Powered by the advent of television and super-charged by the deregulation era of the 1980s, media companies and toy manufacturers joined forces to dominate the psyches of American children. But what are the consequences when a developing brain is saturated with the same kind of marketing bombardment found in Red Scare propaganda?

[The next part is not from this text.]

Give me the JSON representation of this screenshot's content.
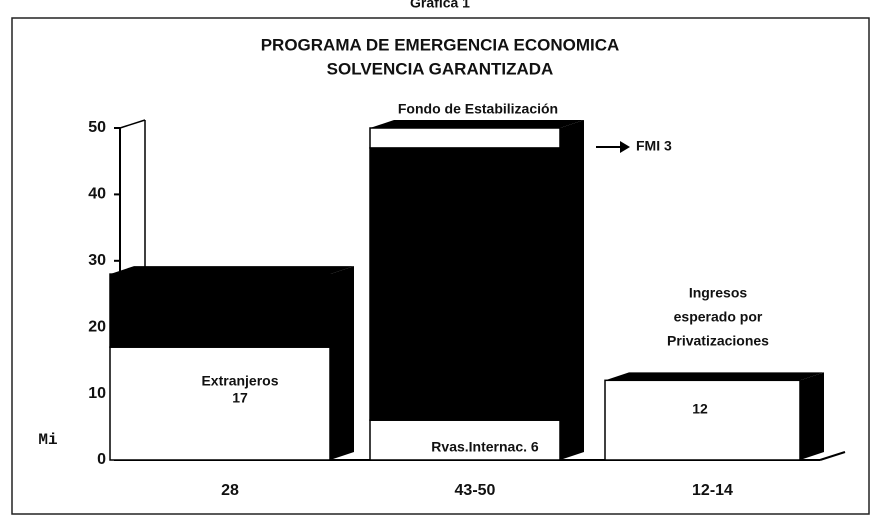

Brian “Box” Brown’s The He-Man Effect shows how corporate manipulation brought muscular, accessory-stuffed action figures to dizzying heights in the 1980s and beyond. Bringing beloved brands like He-Man, Transformers, My Little Pony, and even Mickey Mouse himself into the spotlight, this graphic history exposes a world with no rules and no concern for results beyond profit.
PUBLISHERS WEEKLY
In this impassioned and incensed survey of a half-century of hawking toys to kids, Brown (Tetris) investigates toy manufacturers' strategies for weaving their products into the fabric of American childhood. Brown's account opens with the post-WWII ascendance of Mickey Mouse (who first appeared in 1928) and other cartoon stars with limitless potential for commercial licensing and the concurrent deployment of sophisticated psychological principles in marketing. From there, he chronicles the FCC's evolving regulation of children's TV programming and the wily workarounds of toymakers like Hasbro, culminating in the 1980s bonanza of daytime cartoons that blurred the line between entertainment and advertising. Toggling between PR innovator Edward Bernays and G.I. Joe, television reformer Peggy Charren and Transformers, Brown presents an enjoyable if breezy overview that scrutinizes the inflexible "kung fu grip" of nostalgia (recently on display in the toxic underside of deeply entrenched Star Wars fandom) and cautions against the yoking of children's toys to vast content libraries that could crowd out imagination with scripted instructions for play. Fittingly, the art's Ben-Day dots and flattened renderings of action figures nod to syndicated strips and anti-capitalist alt-comics alike. This accessible examination of the wars waged on after-school television and in the toy aisle should interest any reader attuned to the cultural critiques of Naomi Klein and Adam Curtis, as well as those who catch themselves humming the ThunderCats theme.